Joining me on this day were Tyler Bateh and Jacob Bateh (Florida) along with Stephen Shatarah (New York) and Sonya Kassis (Michigan) in addressing Florida Senators and House Representatives. As a group, we advocated our positions in regards to the Boycott, Divestment, Sanctions (BDS) movement as well as to the humanitarian needs of Palestinians. Meeting with Congressman John Rutherford and his Legislative Assistant, Jarrett Catlin, Congressman Rutherford shared his personal experiences of traveling to Palestine and reflected that despite the number of checkpoints having decreased that this did not necessarily imply an achievement or betterment for Palestinians. He went on to say that having less checkpoints means more time for Palestinians waiting to travel to their next location. As his humanity is apparent and much appreciated, we also shared with him our desires for reduction in Israeli settlements in the West Bank and a request from the Ramallah community in Jacksonville that he keep them abreast when voting on resolutions and bills directly affecting the Israeli-Palestinian conflict . I also was a part of the meeting with Senator Bill Nelson’s National Security Advisor, Matt Williams. Mr. Williams and his legislative assistant shared with us that Senator Nelson does not believe Israeli settlements are conducive to the peace process. An observation we agreed with him, which led us to ask what else can we do as Palestinian Americans to continue to support the interests of Palestine.
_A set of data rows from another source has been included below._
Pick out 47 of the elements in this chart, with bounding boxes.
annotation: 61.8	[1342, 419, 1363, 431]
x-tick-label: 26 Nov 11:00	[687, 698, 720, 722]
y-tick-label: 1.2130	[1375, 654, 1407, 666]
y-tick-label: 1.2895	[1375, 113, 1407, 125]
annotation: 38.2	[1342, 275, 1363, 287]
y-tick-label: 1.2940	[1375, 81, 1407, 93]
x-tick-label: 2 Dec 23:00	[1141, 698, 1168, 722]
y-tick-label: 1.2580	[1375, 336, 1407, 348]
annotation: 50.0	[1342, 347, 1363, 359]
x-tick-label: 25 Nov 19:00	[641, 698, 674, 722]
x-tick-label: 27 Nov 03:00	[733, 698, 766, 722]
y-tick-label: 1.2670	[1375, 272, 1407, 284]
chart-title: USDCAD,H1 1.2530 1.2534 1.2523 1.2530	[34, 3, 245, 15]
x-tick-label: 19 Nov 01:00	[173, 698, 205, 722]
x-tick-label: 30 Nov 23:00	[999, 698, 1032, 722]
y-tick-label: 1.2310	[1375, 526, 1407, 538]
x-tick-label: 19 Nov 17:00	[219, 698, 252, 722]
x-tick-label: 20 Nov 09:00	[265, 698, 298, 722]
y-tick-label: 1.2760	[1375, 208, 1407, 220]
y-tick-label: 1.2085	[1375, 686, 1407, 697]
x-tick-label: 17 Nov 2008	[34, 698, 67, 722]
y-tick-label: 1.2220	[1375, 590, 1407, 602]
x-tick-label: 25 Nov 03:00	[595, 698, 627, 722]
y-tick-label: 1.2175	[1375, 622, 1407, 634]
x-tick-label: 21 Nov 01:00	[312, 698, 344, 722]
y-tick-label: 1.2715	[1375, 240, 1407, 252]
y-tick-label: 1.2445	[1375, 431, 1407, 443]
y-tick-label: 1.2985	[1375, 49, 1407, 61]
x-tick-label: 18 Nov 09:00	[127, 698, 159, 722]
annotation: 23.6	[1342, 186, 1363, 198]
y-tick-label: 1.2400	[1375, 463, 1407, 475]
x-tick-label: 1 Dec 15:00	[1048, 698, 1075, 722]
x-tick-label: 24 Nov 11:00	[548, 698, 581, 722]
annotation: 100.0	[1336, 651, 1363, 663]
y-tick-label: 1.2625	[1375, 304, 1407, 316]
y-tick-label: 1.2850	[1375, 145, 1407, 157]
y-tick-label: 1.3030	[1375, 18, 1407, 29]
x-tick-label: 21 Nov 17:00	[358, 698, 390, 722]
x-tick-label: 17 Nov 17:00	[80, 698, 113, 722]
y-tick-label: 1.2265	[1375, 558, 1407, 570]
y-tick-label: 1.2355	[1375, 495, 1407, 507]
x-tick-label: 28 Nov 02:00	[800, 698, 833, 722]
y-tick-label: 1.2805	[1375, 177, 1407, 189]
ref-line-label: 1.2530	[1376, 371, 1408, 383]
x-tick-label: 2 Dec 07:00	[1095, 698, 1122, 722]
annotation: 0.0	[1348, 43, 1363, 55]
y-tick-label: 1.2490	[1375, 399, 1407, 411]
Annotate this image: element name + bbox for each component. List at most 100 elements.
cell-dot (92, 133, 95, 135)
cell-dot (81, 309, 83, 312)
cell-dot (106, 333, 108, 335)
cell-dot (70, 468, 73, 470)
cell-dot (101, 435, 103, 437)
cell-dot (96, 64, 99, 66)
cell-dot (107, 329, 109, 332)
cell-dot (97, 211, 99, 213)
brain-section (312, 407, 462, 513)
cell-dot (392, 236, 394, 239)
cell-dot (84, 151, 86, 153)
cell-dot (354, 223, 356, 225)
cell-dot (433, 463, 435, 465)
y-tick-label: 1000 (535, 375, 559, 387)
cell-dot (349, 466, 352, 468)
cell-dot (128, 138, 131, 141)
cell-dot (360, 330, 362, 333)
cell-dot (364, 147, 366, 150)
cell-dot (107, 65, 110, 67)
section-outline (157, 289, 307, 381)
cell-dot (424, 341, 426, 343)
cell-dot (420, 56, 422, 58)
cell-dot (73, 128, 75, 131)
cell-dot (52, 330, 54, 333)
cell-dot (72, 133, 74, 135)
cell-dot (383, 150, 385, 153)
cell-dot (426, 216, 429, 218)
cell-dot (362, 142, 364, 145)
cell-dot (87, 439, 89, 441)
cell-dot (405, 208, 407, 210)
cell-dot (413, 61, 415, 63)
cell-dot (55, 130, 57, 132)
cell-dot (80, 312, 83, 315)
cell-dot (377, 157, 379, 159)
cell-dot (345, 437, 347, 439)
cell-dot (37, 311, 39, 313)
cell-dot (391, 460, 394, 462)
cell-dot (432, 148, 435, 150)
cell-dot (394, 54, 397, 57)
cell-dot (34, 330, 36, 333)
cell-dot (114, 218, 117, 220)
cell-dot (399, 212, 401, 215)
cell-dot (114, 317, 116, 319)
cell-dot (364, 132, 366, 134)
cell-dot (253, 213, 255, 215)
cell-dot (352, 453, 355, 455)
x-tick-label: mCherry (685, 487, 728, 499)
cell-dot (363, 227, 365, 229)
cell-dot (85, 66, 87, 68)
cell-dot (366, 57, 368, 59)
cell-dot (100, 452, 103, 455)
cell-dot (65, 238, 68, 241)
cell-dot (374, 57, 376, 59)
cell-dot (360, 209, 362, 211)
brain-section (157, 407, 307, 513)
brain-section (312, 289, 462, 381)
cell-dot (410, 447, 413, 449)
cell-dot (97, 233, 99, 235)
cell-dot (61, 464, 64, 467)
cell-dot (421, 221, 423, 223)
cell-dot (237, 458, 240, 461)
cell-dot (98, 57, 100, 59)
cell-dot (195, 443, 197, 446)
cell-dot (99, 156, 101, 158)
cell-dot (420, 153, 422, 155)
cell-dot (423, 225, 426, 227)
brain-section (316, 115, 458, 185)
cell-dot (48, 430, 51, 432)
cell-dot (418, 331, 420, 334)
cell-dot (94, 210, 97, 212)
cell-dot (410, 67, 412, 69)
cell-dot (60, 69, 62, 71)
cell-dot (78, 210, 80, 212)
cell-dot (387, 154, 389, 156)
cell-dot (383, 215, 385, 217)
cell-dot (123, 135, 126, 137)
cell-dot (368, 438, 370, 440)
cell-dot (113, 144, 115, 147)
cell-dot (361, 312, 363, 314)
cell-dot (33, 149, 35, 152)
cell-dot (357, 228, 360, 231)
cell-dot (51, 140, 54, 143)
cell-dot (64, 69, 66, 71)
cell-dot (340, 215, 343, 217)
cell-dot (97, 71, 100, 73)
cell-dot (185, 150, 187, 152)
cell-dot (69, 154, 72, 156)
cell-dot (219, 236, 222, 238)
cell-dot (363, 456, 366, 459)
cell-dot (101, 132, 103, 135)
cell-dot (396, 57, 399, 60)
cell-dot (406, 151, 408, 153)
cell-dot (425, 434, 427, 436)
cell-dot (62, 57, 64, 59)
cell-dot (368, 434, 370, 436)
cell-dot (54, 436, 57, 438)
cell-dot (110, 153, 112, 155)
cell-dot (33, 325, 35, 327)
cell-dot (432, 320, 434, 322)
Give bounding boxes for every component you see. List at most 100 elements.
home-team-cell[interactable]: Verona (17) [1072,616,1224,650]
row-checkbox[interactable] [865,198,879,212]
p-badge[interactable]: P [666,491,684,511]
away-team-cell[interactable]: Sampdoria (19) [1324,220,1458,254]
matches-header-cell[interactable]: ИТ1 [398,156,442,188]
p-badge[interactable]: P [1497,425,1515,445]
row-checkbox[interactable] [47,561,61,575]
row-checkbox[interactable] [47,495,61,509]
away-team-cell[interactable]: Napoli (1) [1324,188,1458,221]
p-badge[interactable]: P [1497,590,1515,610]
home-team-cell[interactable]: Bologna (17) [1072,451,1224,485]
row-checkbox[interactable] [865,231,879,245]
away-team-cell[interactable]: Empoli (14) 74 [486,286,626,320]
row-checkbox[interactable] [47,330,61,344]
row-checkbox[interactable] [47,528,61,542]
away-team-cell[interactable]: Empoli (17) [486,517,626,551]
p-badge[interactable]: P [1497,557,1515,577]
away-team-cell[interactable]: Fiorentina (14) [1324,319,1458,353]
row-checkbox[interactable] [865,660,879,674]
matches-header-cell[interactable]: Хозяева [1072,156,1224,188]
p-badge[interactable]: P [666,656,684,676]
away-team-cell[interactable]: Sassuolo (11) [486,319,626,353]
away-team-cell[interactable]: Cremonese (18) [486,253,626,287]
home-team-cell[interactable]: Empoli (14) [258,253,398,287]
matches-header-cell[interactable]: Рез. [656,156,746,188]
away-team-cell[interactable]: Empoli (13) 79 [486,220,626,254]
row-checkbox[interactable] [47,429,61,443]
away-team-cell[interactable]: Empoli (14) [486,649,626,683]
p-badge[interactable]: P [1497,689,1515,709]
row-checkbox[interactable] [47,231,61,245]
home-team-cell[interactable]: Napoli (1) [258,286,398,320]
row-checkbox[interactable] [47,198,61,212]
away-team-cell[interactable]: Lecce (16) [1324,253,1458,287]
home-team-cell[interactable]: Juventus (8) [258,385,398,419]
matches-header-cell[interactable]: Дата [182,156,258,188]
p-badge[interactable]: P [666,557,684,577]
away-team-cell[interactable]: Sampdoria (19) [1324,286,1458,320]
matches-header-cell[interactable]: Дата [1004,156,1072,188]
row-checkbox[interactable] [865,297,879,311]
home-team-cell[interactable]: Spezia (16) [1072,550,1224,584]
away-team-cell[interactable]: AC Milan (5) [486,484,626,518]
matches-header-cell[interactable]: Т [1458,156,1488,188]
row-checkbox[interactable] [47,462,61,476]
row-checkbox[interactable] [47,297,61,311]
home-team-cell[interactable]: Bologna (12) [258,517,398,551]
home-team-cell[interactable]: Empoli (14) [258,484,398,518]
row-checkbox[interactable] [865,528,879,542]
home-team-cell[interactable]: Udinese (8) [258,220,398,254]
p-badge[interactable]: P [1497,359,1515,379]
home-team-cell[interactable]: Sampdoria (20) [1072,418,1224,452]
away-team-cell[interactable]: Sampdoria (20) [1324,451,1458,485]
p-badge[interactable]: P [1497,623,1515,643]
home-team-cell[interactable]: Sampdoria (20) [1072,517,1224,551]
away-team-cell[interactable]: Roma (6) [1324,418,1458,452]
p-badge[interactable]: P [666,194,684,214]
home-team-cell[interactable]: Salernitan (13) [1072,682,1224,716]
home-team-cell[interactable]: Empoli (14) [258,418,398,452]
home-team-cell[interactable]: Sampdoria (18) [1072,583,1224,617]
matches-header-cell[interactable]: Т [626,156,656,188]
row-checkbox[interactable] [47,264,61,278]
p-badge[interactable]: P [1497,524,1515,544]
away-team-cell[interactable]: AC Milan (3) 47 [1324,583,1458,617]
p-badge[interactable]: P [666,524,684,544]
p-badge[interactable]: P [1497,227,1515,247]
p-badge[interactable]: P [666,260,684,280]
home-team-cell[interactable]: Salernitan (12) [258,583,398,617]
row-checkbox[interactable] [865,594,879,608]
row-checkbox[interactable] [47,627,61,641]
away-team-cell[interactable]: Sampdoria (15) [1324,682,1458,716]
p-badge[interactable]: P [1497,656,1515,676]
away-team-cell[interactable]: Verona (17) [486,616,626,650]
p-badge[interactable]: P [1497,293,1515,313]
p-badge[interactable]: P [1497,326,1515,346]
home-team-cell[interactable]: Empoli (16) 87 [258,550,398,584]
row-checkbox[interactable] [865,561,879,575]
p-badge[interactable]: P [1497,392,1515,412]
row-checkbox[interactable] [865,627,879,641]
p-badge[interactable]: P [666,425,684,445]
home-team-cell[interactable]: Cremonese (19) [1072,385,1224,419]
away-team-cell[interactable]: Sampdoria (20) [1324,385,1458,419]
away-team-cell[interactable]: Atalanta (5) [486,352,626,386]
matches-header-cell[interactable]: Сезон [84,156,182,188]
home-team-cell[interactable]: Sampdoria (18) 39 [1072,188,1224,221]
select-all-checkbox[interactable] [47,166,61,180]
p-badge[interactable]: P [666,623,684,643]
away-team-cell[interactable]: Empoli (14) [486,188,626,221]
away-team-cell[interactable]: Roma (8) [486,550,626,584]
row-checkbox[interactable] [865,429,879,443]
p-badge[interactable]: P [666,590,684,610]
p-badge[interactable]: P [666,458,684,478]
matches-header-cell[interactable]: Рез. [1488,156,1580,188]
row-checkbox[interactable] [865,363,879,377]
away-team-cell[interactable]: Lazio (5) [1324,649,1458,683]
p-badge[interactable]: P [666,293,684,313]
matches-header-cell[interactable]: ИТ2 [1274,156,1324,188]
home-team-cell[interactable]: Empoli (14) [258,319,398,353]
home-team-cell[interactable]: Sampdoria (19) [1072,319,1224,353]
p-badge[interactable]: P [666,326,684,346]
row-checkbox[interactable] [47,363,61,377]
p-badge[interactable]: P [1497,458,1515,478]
A constant theme throughout the meetings that was shared with us was to continue making our voices heard on Capitol Hill, as some of the Jewish community and Zionist supporters do so well.
I felt the most lasting impression we had left was visiting the State Department as one strong, cohesive and representative group. It was for me a moment of personal growth. I began in D.C. as an intern working for the United Nations Association – National Capital, where I was at the State Department hosting a Model U.N. summit for local high school students. I thought to myself, would not it be great to be here one day representing Palestine and Palestinian American interests. That day came. Meeting with Michael Ratney, Deputy Assistant Secretary to the State Department, he was quite transparent on his views in regards to the BDS movement. Ratney was unapologetic on his position that U.S. interests do not coincide with the BDS movement. We did not agree with him and many of us noted how the BDS movement has increased awareness of the occupation and has globally impacted the Israeli economy. A shift in the narrative from what Israel and their supporters have so longingly created for the world to believe. I did agree with him that as Palestinian Americans, we should continue to support the economic development of Ramallah and Palestine.
What became apparent as the day went on is that we as an organization need to continue to encourage emerging leaders and knowledgeable community members to visit U.S. Representatives and Senators and the State Department to make our voices and platforms heard and acted upon and the momentum must move forward. Now is our time, not only to support our Palestinian brothers and sisters directly, but to share our concerns as one voice to our politicians at all levels. We are no less than any other group in the U.S., and we must engage while the Israeli and Zionist lobbies are losing the narrative. I thank President Hanania and the Federation for this opportunity, and I hope my story encourages the Federation and others to continue the momentum.